5 Jul 2018 21:56

O fotograma (ou melhor, o fragmento de fotograma) que ilustra este texto provém do filme "Shoah" (1985), de Claude Lanzmann. Nele vemos uma paisagem onde, durante a Segunda Guerra Mundial, existiu um dos campos de concentração construídos pelos nazis — ou como a visualização do mundo pode ser insuficiente para a nossa consciência histórica.

Falecido no dia 5 de Julho na sua casa de Paris (contava 92 anos), Lanzmann foi, de facto, alguém empenhado em lidar com as memórias do Holocausto para além de qualquer lógica banalmente "descritiva" ou "ilustrativa". Daí que os seus filmes, a começar pelo monumental "Shoah", sejam narrativas em que o impulso documental trata essas memórias a partir dos testemunhos falados — a palavra desafia e enfrenta o horror do que aconteceu.
Eis três referências fundamentais no trabalho de Lanzmann (além de "O Último dos Injustos", recordado em texto aqui ao lado).
> SHOAH (1985) — É um dos filmes centrais, porventura "o" filme central, na relação do cinema com o Holocausto: através de testemunhos muito diversos (incluindo vítimas e carrascos), contemplamos aquilo que se pode chamar uma verdadeira arqueologia crítica de um crime contra a humanidade [video: extracto de uma conversa de Lanzmann com Serge Toubiana, incluída na edição em DVD de The Criterion Collection].



> SOBIBÓR, 14 DE OUTUBRO DE 1943, 16 HORAS (2001) — Como o título desde logo sugere, trata-se de evocar acontecimentos muito precisos, vividos na voragem de um tempo angustiado: uma vez mais, através de testemunhos de pessoas que viveram os factos evocados, Lanzmann faz o retrato da revolta dos prisioneiros do campo de concentração de Sobibór, em território polaco.
> NAPALM (2017) — Não foi o derradeiro filme de Lanzmann, uma vez que ainda realizou "Les Quatre Soeurs", recuperando entrevistas que não integraram a montagem final de "Shoah". Poderá ser visto como um dos mais pessoais empreendimentos da sua obra, uma vez que se organiza a partir de uma visita do próprio Lanzmann à Coreia do Norte da actualidade, relembrando uma outra visita, em 1958, como membro daquela que foi a primeira delegação da Europa ocidental a ser recebida naquele país — um caso exemplar de cruzamento das memórias individuais com os dados da história colectiva [trailer].

Francês, nascido a 27 de Novembro de 1925 no seio de uma família de raízes judaicas, Lanzmann foi cineasta, jornalista, escritor e produtor.
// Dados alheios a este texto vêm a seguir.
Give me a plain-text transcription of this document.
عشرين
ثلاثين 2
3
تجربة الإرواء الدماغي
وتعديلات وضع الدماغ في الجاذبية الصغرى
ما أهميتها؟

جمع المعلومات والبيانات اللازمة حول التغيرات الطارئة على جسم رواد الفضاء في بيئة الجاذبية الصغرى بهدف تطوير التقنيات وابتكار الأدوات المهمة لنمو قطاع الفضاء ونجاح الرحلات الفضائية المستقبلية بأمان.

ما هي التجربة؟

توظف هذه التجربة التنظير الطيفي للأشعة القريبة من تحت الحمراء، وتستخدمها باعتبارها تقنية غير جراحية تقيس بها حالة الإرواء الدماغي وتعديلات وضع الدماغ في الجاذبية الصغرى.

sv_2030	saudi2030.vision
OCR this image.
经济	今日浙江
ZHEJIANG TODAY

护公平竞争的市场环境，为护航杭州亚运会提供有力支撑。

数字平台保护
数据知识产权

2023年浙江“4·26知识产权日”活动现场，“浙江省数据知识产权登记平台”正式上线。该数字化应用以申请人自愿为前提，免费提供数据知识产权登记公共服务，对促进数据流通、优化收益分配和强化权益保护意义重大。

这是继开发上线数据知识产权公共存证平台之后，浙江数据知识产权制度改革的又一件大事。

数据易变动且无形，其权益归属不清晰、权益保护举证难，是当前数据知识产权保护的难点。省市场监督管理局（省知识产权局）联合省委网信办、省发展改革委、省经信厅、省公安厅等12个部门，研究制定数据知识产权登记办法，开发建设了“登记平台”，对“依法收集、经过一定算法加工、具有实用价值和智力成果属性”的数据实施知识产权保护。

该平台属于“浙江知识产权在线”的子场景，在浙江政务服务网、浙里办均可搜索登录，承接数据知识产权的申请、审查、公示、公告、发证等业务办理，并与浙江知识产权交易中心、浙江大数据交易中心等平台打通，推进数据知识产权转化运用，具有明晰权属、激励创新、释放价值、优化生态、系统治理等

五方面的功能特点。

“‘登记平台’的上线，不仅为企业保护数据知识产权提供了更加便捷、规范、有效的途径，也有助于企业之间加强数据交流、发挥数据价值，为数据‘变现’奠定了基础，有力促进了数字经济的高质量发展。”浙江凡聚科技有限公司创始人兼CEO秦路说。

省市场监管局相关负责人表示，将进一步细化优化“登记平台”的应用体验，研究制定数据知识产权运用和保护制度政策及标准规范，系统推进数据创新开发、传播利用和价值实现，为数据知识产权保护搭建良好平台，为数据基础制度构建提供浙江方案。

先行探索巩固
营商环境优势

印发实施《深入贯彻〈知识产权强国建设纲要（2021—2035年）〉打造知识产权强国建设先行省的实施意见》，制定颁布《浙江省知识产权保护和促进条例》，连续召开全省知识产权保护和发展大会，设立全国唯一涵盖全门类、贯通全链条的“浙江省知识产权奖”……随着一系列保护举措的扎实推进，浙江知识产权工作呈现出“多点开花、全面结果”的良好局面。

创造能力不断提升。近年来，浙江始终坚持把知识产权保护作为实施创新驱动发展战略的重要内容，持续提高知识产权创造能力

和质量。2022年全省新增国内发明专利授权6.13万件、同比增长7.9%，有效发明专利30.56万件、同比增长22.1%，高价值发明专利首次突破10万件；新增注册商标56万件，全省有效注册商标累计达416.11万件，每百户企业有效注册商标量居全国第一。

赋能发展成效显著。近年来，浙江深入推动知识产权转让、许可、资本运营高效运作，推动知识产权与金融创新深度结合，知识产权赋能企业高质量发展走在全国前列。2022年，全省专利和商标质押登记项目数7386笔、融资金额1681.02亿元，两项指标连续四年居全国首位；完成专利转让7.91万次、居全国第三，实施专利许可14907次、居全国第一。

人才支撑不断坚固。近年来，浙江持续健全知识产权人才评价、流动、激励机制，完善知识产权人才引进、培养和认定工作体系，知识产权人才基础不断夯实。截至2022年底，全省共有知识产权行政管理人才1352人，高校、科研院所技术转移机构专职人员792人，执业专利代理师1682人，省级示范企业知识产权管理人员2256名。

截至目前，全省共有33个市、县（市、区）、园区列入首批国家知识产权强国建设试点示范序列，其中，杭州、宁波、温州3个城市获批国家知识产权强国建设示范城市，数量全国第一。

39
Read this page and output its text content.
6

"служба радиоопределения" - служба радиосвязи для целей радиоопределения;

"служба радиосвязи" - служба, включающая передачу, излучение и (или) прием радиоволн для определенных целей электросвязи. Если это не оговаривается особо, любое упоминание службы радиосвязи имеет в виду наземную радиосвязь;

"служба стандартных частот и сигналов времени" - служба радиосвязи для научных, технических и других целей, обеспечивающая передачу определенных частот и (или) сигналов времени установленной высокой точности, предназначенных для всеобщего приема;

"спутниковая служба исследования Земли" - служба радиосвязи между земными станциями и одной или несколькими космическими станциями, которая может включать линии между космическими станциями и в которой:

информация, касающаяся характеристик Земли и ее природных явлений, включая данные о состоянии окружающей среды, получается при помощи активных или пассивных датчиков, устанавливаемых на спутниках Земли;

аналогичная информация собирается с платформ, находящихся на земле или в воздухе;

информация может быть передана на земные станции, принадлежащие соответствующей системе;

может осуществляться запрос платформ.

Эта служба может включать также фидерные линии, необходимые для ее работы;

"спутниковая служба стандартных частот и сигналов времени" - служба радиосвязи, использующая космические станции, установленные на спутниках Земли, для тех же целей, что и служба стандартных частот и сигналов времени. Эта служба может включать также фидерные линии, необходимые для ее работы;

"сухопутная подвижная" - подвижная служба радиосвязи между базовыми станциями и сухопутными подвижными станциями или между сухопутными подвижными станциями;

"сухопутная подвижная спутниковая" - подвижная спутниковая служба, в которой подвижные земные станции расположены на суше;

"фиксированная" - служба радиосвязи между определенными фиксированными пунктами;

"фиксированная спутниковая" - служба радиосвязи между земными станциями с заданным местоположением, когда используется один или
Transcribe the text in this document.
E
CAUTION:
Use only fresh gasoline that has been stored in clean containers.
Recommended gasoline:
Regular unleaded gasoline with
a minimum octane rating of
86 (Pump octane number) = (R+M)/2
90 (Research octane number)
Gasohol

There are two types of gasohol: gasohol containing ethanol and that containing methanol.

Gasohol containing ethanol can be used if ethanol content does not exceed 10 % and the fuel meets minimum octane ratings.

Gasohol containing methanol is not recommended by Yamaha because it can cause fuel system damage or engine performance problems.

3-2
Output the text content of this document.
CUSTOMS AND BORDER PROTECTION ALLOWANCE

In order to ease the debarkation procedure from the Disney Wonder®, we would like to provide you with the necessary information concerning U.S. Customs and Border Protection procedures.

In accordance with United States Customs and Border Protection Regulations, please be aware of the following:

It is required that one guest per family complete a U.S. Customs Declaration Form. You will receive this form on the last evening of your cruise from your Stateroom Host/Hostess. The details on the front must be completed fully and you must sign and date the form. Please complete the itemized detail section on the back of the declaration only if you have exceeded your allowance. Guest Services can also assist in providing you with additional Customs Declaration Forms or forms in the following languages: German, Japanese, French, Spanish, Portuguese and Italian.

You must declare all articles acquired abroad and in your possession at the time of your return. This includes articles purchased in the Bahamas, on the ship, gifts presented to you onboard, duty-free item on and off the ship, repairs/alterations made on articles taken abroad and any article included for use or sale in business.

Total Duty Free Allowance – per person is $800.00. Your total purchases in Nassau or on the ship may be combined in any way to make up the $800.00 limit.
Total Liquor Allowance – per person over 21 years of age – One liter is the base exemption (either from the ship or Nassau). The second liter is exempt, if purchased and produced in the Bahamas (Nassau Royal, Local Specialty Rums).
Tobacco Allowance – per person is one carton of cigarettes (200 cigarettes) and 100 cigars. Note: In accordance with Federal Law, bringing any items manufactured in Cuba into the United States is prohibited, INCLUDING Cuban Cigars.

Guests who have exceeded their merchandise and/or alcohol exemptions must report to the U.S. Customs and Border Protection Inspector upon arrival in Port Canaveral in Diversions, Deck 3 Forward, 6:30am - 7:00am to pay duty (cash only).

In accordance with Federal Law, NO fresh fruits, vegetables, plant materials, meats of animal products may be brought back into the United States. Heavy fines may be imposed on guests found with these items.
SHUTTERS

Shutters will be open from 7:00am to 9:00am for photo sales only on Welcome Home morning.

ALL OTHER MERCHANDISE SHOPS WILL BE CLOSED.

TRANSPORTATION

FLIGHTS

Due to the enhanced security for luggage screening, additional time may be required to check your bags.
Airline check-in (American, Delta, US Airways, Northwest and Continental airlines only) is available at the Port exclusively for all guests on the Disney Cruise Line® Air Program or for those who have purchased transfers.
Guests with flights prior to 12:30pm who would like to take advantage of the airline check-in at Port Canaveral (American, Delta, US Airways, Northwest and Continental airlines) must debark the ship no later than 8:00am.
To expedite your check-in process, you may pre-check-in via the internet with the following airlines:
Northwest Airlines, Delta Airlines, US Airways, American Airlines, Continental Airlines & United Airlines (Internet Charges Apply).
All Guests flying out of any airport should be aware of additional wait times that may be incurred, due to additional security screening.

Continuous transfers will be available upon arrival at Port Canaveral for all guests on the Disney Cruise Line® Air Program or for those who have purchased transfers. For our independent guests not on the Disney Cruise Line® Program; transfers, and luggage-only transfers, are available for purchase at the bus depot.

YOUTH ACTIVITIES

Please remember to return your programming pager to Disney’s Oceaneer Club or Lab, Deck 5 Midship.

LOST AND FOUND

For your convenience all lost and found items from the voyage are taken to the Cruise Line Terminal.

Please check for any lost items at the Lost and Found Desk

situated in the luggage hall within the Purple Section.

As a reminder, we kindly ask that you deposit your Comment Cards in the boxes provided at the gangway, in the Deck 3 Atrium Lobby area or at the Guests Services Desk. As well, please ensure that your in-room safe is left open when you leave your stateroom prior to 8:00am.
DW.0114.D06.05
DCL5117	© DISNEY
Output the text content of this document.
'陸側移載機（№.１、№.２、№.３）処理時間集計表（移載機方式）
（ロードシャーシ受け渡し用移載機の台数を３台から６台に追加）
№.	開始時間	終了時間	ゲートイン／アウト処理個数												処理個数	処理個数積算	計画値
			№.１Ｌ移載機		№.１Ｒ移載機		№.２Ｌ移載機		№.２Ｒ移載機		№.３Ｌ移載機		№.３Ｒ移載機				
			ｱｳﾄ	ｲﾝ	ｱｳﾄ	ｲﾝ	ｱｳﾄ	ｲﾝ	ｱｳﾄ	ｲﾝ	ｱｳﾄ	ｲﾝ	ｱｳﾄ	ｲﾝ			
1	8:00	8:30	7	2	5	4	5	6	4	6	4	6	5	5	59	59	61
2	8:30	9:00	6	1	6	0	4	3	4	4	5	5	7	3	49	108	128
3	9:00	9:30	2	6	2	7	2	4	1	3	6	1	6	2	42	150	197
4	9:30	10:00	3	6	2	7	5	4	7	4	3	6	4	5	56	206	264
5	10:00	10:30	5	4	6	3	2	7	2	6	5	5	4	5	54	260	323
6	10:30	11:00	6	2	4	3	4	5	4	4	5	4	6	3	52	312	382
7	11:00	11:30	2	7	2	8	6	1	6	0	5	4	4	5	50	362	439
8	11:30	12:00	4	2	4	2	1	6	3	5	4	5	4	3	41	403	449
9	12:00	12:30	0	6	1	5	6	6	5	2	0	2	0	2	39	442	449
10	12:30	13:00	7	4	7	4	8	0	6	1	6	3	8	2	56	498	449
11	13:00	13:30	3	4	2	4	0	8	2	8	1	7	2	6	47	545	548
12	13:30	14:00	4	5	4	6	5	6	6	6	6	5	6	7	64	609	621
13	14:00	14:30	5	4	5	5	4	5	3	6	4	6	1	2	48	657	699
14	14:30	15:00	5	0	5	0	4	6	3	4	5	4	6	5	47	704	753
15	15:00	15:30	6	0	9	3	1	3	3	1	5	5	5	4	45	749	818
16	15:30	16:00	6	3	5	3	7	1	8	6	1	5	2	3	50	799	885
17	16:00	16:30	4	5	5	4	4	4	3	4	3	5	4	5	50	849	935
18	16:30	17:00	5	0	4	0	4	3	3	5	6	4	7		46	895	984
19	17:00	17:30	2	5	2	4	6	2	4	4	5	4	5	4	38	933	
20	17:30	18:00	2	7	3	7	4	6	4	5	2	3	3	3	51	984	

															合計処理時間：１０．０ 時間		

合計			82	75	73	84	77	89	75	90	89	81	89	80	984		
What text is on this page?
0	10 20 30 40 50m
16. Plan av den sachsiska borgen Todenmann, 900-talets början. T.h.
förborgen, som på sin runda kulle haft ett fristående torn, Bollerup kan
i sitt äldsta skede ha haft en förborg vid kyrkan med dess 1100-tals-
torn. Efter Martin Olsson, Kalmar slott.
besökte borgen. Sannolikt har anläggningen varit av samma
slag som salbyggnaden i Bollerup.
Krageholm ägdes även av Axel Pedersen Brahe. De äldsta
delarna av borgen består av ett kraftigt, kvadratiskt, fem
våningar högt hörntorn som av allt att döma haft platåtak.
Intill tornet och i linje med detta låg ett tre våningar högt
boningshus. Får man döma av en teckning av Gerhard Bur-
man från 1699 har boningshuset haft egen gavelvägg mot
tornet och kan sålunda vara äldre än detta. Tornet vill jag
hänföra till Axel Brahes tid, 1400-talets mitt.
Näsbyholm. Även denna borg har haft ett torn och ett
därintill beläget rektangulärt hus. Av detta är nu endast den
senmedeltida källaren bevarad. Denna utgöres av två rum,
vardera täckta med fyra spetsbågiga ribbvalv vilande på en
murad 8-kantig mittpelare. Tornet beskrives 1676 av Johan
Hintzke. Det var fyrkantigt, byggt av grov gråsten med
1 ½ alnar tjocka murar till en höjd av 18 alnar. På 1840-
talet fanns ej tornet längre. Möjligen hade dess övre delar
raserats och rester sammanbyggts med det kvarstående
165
Através da sua amizade com Jean-Paul Sartre e Simone de Beauvoir, tornou-se colaborador da revista "Les Temps Modernes" em 1952, assumindo o cargo de director depois da morte de Beauvoir em 1986. Entre as muitas distinções que recebeu, incluem-se um César honorário, em 1986, na sequência do lançamento de "Shoah", e um Urso de Ouro honorário do Festival de Berlim, atribuído em 2013.